Primary LanguageC++GNU General Public License v3.0GPL-3.0

VMPAttack

alt text A Work-In-Progress VMP to VTIL lifter. Works for VMProtect 3.X x64.

Usage

Literally drag + drop the unpacked victim file onto VMPAttack.exe. Lifted VTIL routines will appear in a folder named "VMPAttack-Output".

Advanced Usage

All lifting functionality depends on the vmpattack root class object. This object can easily be constructed using a byte vector of the target image. You can lift any routine manually by passing the VMEntry RVA and entry stub value in a lifting_job structure to the vmpattack::lift function.

alt text

lifting_jobs can be automatically generated by providing the RVA of the entry stub (see above) to the vmpattack::analyze_entry_stub function.

Example usage:

   std::vector<uint8_t> buffer = read_file( file_path );

   vmpattack instance( buffer );

   if ( auto result = instance.analyze_entry_stub( my_rva ) )
   {
       if ( auto routine = instance.lift( result->job ) )
       {
           vtil::optimizer::apply_all_profiled( *routine );
           vtil::save_routine( *routine, "C:\\my_routine.vtil" );
       }
   }

Building

Building in VS is as simple as replacing the include/library directories to VTIL/Keystone/Capstone in the vcxproj.
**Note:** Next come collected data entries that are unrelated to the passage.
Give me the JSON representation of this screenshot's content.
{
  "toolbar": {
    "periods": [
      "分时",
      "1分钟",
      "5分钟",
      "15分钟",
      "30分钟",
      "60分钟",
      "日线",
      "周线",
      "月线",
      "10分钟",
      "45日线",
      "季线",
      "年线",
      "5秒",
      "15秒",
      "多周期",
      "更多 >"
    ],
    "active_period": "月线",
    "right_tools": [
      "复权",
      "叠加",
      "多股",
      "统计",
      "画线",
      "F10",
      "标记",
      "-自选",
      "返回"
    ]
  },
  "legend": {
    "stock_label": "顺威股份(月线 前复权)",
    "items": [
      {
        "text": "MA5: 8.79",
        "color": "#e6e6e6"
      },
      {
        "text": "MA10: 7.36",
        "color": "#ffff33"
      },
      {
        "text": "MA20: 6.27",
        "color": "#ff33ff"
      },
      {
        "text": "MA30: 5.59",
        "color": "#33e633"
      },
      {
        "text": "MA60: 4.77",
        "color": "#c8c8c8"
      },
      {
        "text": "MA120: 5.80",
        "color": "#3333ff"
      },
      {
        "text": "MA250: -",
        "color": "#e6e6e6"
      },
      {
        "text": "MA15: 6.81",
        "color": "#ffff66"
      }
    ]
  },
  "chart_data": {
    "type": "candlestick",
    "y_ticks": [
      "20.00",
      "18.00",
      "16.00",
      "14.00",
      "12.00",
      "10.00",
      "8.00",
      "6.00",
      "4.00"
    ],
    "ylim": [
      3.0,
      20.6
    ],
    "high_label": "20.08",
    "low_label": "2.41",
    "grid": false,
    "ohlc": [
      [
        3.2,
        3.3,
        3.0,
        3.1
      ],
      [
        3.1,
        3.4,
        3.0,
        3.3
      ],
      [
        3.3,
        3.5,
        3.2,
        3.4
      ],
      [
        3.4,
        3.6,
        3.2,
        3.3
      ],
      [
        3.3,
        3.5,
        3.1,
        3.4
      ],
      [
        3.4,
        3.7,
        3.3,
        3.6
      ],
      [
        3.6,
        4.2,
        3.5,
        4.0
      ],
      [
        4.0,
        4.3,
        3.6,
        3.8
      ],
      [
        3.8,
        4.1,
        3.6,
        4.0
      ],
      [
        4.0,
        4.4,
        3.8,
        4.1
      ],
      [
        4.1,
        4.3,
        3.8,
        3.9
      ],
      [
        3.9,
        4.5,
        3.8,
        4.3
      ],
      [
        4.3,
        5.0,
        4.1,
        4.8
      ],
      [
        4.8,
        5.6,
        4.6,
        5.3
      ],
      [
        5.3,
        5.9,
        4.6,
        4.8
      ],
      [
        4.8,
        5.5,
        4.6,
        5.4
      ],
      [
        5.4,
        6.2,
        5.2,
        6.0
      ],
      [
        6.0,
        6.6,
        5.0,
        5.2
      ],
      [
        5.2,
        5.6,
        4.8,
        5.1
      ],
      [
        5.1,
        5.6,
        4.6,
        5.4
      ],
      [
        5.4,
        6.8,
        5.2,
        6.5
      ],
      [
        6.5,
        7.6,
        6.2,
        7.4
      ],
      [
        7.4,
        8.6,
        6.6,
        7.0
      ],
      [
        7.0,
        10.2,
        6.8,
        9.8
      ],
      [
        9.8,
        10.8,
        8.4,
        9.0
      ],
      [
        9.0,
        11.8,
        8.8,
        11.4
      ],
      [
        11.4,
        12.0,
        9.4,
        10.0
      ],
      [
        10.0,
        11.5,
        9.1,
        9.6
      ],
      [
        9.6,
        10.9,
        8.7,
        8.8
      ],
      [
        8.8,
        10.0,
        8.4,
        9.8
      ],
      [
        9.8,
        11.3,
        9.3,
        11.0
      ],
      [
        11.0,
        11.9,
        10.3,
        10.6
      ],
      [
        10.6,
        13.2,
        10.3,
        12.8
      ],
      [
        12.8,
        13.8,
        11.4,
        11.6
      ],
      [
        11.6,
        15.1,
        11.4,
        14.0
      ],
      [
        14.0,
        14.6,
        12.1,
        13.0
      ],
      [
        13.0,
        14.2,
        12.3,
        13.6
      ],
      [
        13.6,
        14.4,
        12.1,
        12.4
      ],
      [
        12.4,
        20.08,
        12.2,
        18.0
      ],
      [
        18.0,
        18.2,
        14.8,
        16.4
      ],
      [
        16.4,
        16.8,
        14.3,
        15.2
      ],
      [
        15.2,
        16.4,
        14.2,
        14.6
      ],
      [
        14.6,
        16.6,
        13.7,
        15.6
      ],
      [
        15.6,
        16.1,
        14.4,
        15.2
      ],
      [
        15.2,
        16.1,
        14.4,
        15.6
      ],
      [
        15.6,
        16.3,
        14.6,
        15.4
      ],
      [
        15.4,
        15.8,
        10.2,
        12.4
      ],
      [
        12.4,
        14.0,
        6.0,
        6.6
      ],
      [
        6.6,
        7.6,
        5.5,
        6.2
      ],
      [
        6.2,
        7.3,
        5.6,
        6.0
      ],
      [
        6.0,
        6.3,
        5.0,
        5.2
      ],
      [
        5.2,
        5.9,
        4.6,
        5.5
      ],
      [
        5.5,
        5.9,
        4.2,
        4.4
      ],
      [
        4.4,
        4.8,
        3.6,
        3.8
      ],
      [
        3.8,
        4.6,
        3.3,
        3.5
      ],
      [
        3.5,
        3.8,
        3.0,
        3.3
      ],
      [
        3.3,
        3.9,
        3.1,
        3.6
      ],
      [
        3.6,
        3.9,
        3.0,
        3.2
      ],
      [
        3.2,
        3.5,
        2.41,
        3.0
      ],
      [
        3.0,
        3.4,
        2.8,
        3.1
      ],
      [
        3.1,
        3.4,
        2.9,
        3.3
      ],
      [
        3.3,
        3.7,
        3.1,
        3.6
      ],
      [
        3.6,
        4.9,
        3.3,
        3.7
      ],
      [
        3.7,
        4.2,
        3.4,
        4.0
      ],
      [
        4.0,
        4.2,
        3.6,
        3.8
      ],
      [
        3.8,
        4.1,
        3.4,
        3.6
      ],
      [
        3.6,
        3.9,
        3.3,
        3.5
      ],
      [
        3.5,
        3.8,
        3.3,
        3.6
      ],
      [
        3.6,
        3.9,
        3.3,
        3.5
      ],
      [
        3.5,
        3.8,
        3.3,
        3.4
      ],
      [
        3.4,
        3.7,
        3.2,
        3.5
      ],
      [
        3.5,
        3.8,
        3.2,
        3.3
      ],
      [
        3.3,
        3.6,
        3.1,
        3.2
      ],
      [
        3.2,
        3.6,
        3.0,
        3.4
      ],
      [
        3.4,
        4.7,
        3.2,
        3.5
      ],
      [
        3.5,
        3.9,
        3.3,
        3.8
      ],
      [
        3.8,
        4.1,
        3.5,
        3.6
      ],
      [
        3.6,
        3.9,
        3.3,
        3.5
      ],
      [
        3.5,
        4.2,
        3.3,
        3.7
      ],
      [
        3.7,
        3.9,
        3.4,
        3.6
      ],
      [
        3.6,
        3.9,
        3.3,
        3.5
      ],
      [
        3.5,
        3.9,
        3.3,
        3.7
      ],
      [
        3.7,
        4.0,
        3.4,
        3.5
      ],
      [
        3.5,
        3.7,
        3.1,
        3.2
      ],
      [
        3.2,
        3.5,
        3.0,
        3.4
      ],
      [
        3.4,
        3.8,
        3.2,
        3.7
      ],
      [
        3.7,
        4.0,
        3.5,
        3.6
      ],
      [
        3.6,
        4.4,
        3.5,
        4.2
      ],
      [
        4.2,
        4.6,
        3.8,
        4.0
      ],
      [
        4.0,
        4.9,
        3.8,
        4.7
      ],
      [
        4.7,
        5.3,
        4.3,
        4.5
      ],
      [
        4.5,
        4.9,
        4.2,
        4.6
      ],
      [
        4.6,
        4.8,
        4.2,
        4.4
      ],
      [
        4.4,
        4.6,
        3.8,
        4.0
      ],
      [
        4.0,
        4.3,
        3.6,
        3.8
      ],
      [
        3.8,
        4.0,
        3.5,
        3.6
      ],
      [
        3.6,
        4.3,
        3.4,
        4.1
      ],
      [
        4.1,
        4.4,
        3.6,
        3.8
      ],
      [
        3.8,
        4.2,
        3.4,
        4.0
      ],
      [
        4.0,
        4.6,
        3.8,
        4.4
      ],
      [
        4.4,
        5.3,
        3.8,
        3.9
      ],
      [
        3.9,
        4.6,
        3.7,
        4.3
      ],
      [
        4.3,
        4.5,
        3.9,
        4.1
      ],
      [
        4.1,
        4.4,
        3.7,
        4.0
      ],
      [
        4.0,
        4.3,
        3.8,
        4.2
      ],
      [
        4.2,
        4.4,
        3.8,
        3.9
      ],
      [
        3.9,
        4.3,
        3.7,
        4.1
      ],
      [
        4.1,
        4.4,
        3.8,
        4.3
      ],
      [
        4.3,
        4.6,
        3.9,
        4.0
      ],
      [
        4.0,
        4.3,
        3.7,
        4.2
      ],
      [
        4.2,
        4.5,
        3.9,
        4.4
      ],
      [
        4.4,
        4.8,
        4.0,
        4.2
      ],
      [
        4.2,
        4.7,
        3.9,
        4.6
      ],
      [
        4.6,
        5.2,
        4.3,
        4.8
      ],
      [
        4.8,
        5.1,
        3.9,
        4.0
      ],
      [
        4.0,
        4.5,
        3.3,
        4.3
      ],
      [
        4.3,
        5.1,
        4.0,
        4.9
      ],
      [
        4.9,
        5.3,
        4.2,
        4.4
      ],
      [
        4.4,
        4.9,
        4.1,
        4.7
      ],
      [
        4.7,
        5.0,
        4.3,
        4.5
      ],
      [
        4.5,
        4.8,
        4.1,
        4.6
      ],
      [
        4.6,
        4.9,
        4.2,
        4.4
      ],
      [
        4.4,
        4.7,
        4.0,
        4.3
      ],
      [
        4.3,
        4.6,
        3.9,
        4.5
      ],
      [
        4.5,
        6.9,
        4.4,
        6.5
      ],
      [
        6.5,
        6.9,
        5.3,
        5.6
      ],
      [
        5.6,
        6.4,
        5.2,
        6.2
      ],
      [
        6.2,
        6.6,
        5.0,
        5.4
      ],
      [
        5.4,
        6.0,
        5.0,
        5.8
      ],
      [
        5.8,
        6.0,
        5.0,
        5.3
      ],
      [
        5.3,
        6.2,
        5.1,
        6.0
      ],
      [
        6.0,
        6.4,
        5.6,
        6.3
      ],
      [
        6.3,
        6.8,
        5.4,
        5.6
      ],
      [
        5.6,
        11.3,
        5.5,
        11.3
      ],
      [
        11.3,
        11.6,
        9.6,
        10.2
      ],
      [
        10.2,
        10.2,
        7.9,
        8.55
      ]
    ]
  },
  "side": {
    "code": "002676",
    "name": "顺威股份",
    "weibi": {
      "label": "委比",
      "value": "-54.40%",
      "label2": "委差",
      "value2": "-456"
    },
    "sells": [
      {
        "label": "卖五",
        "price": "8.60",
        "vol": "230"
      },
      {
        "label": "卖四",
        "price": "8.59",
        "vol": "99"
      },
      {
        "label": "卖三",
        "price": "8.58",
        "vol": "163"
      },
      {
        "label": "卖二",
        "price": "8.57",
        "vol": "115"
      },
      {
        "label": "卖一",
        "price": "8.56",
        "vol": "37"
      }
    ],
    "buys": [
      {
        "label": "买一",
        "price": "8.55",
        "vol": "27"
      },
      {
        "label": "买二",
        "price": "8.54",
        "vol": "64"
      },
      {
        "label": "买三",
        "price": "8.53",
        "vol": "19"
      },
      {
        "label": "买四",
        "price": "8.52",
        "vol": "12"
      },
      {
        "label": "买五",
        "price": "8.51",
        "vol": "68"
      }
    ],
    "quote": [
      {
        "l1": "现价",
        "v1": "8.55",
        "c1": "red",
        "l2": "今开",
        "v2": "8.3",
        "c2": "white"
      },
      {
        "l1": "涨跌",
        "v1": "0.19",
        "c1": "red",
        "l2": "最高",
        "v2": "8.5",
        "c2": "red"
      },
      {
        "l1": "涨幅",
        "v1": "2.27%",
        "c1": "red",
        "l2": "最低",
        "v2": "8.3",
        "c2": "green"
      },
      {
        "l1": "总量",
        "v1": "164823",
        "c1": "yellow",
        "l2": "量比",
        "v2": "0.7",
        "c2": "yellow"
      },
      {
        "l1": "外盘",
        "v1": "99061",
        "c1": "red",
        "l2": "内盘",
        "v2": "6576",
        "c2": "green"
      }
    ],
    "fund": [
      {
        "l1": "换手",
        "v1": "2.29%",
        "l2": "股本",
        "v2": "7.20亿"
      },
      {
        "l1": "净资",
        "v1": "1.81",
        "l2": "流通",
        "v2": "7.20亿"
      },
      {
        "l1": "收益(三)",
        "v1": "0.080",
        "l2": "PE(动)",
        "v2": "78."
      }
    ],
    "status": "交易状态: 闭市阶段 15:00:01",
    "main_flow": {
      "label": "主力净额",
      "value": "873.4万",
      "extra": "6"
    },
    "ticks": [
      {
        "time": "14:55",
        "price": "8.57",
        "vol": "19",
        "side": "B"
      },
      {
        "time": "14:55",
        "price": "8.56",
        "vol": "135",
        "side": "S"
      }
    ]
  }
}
The project now also universally supports CMake and platforms other than Windows.

The project requires C++20.

Issues

Stability is the main issue. Sometimes the lifter or optimizer can hang unexpectedly, or fail to lift certain branches. The lifter also does not currently handle switch tables.

Licence

Licensed under the GPL-3.0 License. No warranty is provided of any kind.